Speaking on the Good Morning Jojo Sports Show, Dublin said that although the FA has some responsibility regarding the preparation of relevant transfer documents and so forth, that clubs must be prepared to do the leg work if they are to reap the benefits.

“I think clubs need to be able to develop these players where they are confident to speak to somebody else about these players. I am going to have 10 players for 15 years and all I am interested in is winning our league or being in the top division, but am I developing these players good enough where I could say, let me call this club and say ‘I have a player and I will pay the money for them to come and if you take them then I get back half the money’,” he said.

The Greenbay Hoppers player who also played for Tobago United between 2007 and 2008, said many of the country’s past and current players are talented enough to play in any professional league across the region and possibly the world but were denied only through lack of opportunity.

“Any player — Bubbler Gregory, Peter Byers, Quinton Griffith, Molvin James — and anyone of them that would have grown up in a different environment or with a different mentality — because at times it’s a mentality thing because being able to be comfortable on the outside [of Antigua] — I think they may have been able to prosper more or have a stronger will. In terms of Ziggy Thomas, I think it has just never been the right place or the right time or even the right set of people to give proper guidance in some cases,” Dublin said.

Responding to questions regarding the importation of players by clubs during the football association’s domestic programme, Dublin said that although he would not support a cap, clubs must ensure that when selecting players to import that they must be of a higher standard.

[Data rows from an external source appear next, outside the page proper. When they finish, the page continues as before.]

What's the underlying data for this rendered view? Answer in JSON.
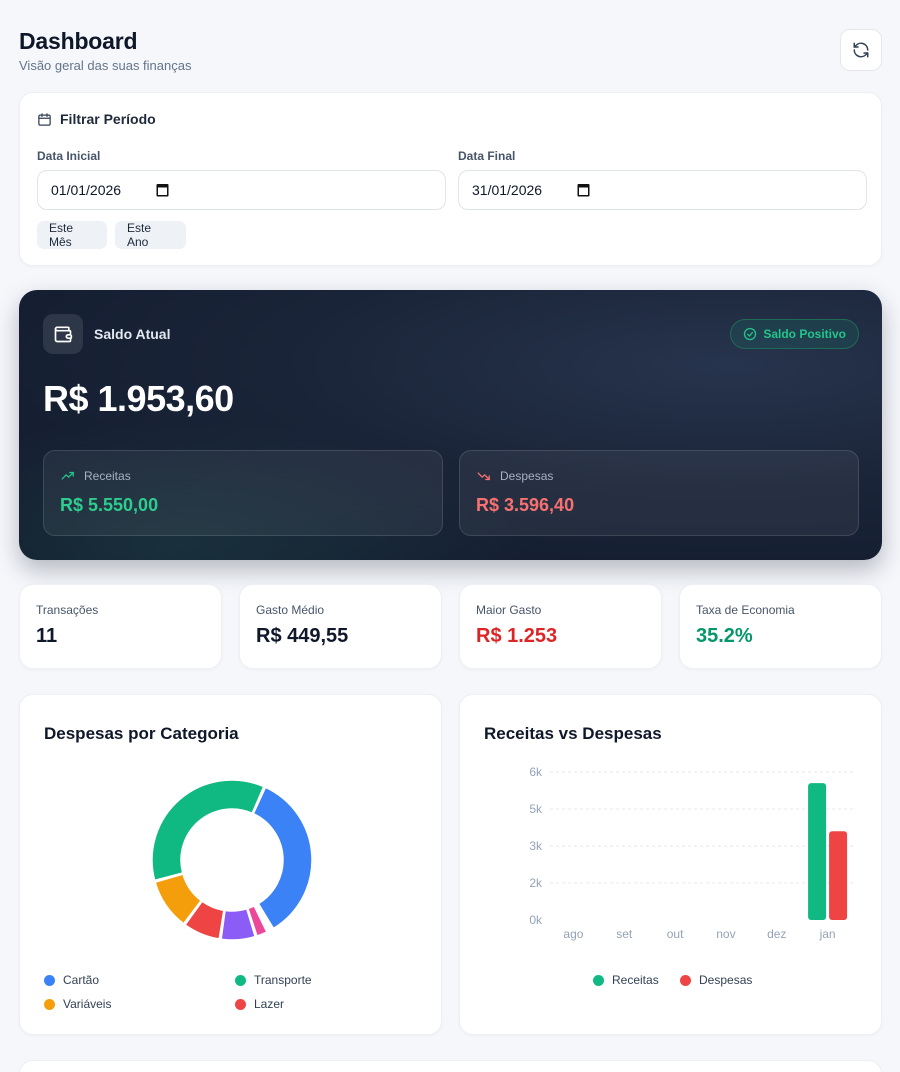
{
  "header": {
    "title": "Dashboard",
    "subtitle": "Visão geral das suas finanças",
    "refresh_icon": "refresh-icon"
  },
  "filter": {
    "title": "Filtrar Período",
    "start_label": "Data Inicial",
    "start_value": "01/01/2026",
    "end_label": "Data Final",
    "end_value": "31/01/2026",
    "quick": [
      "Este Mês",
      "Este Ano"
    ]
  },
  "balance": {
    "label": "Saldo Atual",
    "badge": "Saldo Positivo",
    "value": "R$ 1.953,60",
    "income_label": "Receitas",
    "income_value": "R$ 5.550,00",
    "expense_label": "Despesas",
    "expense_value": "R$ 3.596,40"
  },
  "stats": [
    {
      "label": "Transações",
      "value": "11",
      "color": "#0f172a"
    },
    {
      "label": "Gasto Médio",
      "value": "R$ 449,55",
      "color": "#0f172a"
    },
    {
      "label": "Maior Gasto",
      "value": "R$ 1.253",
      "color": "#dc2626"
    },
    {
      "label": "Taxa de Economia",
      "value": "35.2%",
      "color": "#059669"
    }
  ],
  "donut": {
    "title": "Despesas por Categoria",
    "legend": [
      "Cartão",
      "Transporte",
      "Variáveis",
      "Lazer"
    ]
  },
  "bar": {
    "title": "Receitas vs Despesas",
    "legend": [
      "Receitas",
      "Despesas"
    ]
  },
  "chart_data": [
    {
      "type": "pie",
      "title": "Despesas por Categoria",
      "series": [
        {
          "name": "Cartão",
          "value": 1253,
          "color": "#3b82f6"
        },
        {
          "name": "",
          "value": 20,
          "color": "#60a5fa"
        },
        {
          "name": "",
          "value": 20,
          "color": "#06b6d4"
        },
        {
          "name": "",
          "value": 90,
          "color": "#ec4899"
        },
        {
          "name": "",
          "value": 260,
          "color": "#8b5cf6"
        },
        {
          "name": "Lazer",
          "value": 280,
          "color": "#ef4444"
        },
        {
          "name": "Variáveis",
          "value": 380,
          "color": "#f59e0b"
        },
        {
          "name": "Transporte",
          "value": 1293.4,
          "color": "#10b981"
        }
      ]
    },
    {
      "type": "bar",
      "title": "Receitas vs Despesas",
      "categories": [
        "ago",
        "set",
        "out",
        "nov",
        "dez",
        "jan"
      ],
      "y_ticks": [
        "0k",
        "2k",
        "3k",
        "5k",
        "6k"
      ],
      "ylim": [
        0,
        6000
      ],
      "grid": true,
      "series": [
        {
          "name": "Receitas",
          "values": [
            0,
            0,
            0,
            0,
            0,
            5550
          ],
          "color": "#10b981"
        },
        {
          "name": "Despesas",
          "values": [
            0,
            0,
            0,
            0,
            0,
            3596.4
          ],
          "color": "#ef4444"
        }
      ]
    }
  ]
}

He added that the arrangement must be reciprocal.

“Somebody might not like this statement, but let us be real. We have had over the years, arguments regarding the [number] of players that are brought into the league. I think that if we bring foreign players into our league, it is to advance the league by making it more popular around the Caribbean and to bring quality players in our league,” he said.

“If these players are quality players because I have been to Trinidad [to play] and I have taken players to Trinidad based on the fact that I am not a bad player, and coaches believe, based on my reputation as a player, that I am going to bring quality. With all the players we bring here, do we hear of any of our players leaving to go into any other country to play? The opportunity that we are giving [to the foreign players] we’re not getting,” he added.

Dublin, who is currently coach of the Montserrat men’s team, was part of the Joe Public side which won the TT Pro League title in 2006. He moved to Tobago United in 2007, but spent just one season there before returning to Antigua to play for Hoppers in the Premier Division. In 2011, Dublin transferred to the new Antigua Barracuda FC team prior to its first season in the USL Professional Division.